Yang Tsung-Ming, Chen Lin, Lin Chieh-Mo, Lin Hui-Ling, Fang Tien-Pei, Ge Huiqing, Cai Huabo, Hong Yucai, Zhang Zhongheng
Division of Pulmonary and Critical Care Medicine, Chiayi Chang Gung Memorial Hospital, Chiayi, Taiwan.
School of Traditional Chinese Medicine, Chang Gung University, Taoyuan, Taiwan.

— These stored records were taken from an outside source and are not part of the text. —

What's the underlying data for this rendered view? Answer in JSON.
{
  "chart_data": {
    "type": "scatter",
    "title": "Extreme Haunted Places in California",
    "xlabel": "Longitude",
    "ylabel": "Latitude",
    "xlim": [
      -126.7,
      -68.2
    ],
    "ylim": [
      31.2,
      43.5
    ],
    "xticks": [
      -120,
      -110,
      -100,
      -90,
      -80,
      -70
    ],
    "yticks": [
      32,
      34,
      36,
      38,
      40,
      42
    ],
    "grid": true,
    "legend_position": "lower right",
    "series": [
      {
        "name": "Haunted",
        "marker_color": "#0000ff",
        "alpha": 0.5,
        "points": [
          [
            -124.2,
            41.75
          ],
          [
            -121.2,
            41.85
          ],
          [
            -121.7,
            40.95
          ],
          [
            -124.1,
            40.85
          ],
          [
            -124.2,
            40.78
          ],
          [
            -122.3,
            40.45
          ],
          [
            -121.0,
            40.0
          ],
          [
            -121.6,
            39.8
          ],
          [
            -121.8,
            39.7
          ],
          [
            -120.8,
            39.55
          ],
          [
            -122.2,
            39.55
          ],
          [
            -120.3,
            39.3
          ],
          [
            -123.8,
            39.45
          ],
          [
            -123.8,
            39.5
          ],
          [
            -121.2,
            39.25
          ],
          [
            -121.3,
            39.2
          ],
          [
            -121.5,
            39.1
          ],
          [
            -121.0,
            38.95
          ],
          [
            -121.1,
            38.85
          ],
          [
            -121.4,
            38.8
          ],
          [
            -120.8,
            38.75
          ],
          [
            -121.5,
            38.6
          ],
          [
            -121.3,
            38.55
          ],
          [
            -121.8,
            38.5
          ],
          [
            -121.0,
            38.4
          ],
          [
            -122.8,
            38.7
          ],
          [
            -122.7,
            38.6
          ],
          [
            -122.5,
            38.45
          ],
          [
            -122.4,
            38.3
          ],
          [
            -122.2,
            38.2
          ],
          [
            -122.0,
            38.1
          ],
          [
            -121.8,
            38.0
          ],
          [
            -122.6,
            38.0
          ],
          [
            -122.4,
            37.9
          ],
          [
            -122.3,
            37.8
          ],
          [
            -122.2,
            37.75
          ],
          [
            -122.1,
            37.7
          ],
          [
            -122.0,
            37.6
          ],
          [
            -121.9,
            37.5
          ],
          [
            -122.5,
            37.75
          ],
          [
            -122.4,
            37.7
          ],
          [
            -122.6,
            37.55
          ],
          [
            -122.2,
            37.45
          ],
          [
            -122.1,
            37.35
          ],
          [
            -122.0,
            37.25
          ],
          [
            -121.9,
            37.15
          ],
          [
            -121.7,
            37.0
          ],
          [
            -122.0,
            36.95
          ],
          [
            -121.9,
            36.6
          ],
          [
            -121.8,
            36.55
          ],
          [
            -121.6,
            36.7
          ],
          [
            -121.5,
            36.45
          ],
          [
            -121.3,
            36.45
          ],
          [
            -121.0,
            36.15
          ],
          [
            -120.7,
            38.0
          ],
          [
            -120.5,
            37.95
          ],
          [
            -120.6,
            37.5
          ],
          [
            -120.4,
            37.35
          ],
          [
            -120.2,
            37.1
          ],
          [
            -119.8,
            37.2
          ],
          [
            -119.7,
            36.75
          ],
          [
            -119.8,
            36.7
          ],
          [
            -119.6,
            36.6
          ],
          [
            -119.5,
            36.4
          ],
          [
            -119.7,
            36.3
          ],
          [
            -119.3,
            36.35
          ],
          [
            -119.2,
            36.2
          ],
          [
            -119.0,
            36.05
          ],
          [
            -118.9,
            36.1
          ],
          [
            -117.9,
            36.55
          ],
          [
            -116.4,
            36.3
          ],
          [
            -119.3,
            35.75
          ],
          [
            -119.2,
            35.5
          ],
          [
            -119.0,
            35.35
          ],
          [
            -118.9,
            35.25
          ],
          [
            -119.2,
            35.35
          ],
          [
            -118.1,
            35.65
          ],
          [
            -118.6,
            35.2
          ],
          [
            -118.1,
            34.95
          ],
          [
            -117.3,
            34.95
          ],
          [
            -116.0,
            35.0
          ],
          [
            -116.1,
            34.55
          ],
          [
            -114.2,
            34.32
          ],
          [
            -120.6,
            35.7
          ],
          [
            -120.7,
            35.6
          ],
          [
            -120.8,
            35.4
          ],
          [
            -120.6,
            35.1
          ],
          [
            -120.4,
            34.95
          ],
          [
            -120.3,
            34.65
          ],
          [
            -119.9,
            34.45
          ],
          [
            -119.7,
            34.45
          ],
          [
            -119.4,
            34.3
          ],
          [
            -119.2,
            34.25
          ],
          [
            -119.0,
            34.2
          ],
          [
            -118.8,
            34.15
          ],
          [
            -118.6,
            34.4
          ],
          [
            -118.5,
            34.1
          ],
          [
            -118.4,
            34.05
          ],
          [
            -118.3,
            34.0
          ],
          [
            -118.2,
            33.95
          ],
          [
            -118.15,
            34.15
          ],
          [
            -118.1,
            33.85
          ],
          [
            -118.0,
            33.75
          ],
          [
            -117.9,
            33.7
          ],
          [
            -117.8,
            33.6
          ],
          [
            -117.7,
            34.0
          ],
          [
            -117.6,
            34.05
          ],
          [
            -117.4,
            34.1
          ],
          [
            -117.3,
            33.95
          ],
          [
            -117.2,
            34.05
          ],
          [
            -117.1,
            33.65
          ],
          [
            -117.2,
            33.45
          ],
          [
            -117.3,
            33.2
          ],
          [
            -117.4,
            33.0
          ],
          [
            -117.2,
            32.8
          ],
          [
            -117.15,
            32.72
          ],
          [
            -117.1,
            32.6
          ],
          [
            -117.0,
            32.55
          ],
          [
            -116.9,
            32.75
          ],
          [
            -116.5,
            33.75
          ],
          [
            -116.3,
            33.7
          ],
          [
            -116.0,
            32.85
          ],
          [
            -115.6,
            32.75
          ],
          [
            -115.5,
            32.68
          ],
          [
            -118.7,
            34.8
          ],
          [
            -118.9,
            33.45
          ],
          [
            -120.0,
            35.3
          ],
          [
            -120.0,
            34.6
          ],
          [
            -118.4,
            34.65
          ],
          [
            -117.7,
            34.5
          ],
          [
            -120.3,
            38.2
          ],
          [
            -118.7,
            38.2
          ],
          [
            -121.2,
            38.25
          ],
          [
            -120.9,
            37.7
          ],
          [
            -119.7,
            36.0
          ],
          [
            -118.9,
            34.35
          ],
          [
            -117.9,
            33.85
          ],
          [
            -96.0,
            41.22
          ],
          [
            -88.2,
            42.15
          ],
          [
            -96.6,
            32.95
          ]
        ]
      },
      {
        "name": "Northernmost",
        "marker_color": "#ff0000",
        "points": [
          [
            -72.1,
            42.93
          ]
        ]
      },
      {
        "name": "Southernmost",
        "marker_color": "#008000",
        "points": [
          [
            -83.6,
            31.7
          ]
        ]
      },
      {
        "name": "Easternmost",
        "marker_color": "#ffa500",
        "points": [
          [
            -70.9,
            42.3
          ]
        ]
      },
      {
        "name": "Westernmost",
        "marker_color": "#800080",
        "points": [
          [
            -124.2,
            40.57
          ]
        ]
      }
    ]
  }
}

Front Med (Lausanne). 2022 Jul 4;9:880896. doi: 10.3389/fmed.2022.880896. eCollection 2022.
Patients with prolonged mechanical ventilation (PMV) are comprised of a heterogeneous population, creating great challenges for clinical management and study design. The study aimed to identify subclusters of PMV patients based on trajectories of rapid shallow breathing index (RSBI), and to develop a machine learning model to predict the cluster membership based on baseline variables.
This was a retrospective cohort study conducted in respiratory care center (RCC) at a tertiary academic medical center. The RCC referral criteria were patients with mechanical ventilation for at least 21 days with stable hemodynamic and oxygenation status. Patients admitted to the RCC from April 2009 to December 2020 were screened. Two-step clustering through linear regression modeling and k-means was employed to find clusters of the trajectories of RSBI. The number of clusters was chosen by statistical metrics and domain expertise. A gradient boosting machine (GBM) was trained, exploiting variables on RCC admission, to predict cluster membership.
A total of 1371 subjects were included in the study. Four clusters were identified: cluster A showed persistently high RSBI; cluster B was characterized by a constant low RSBI over time; Cluster C was characterized by increasing RSBI; and cluster D showed a declining RSBI. Cluster A showed the highest mortality rate (72%), followed by cluster D (63%), C (62%) and B (61%; p = 0.005 for comparison between 4 clusters). GBM was able to predict cluster membership with an accuracy of > 0.95 in ten-fold cross validation. Highly ranked variables for the prediction of clusters included thyroid-stimulating hormone (TSH), cortisol, platelet, free thyroxine (T4) and serum magnesium.
Patients with PMV are composed of a heterogeneous population that can be classified into four clusters by using trajectories of RSBI. These clusters can be easily predicted with baseline clinical variables.
长时间机械通气(PMV)患者群体异质性强,给临床管理和研究设计带来巨大挑战。本研究旨在基于快速浅呼吸指数(RSBI)轨迹识别PMV患者的亚组,并开发一种基于基线变量预测亚组成员的机器学习模型。
这是一项在三级学术医疗中心的呼吸护理中心(RCC)进行的回顾性队列研究。RCC的转诊标准是机械通气至少21天且血流动力学和氧合状态稳定的患者。对2009年4月至2020年12月入住RCC的患者进行筛选。采用线性回归建模和k均值的两步聚类法来寻找RSBI轨迹的亚组。通过统计指标和专业领域知识选择亚组数量。利用RCC入院时的变量训练梯度提升机(GBM)以预测亚组成员。
本研究共纳入1371名受试者。识别出四个亚组:A组RSBI持续较高;B组特点是RSBI随时间持续较低;C组特点是RSBI升高;D组RSBI下降。A组死亡率最高(72%),其次是D组(63%)、C组(62%)和B组(61%;四组间比较p = 0.005)。在十折交叉验证中,GBM预测亚组成员的准确率> 0.95。预测亚组的高排名变量包括促甲状腺激素(TSH)、皮质醇、血小板、游离甲状腺素(T4)和血清镁。
PMV患者群体异质性强,可通过RSBI轨迹分为四个亚组。利用基线临床变量可轻松预测这些亚组。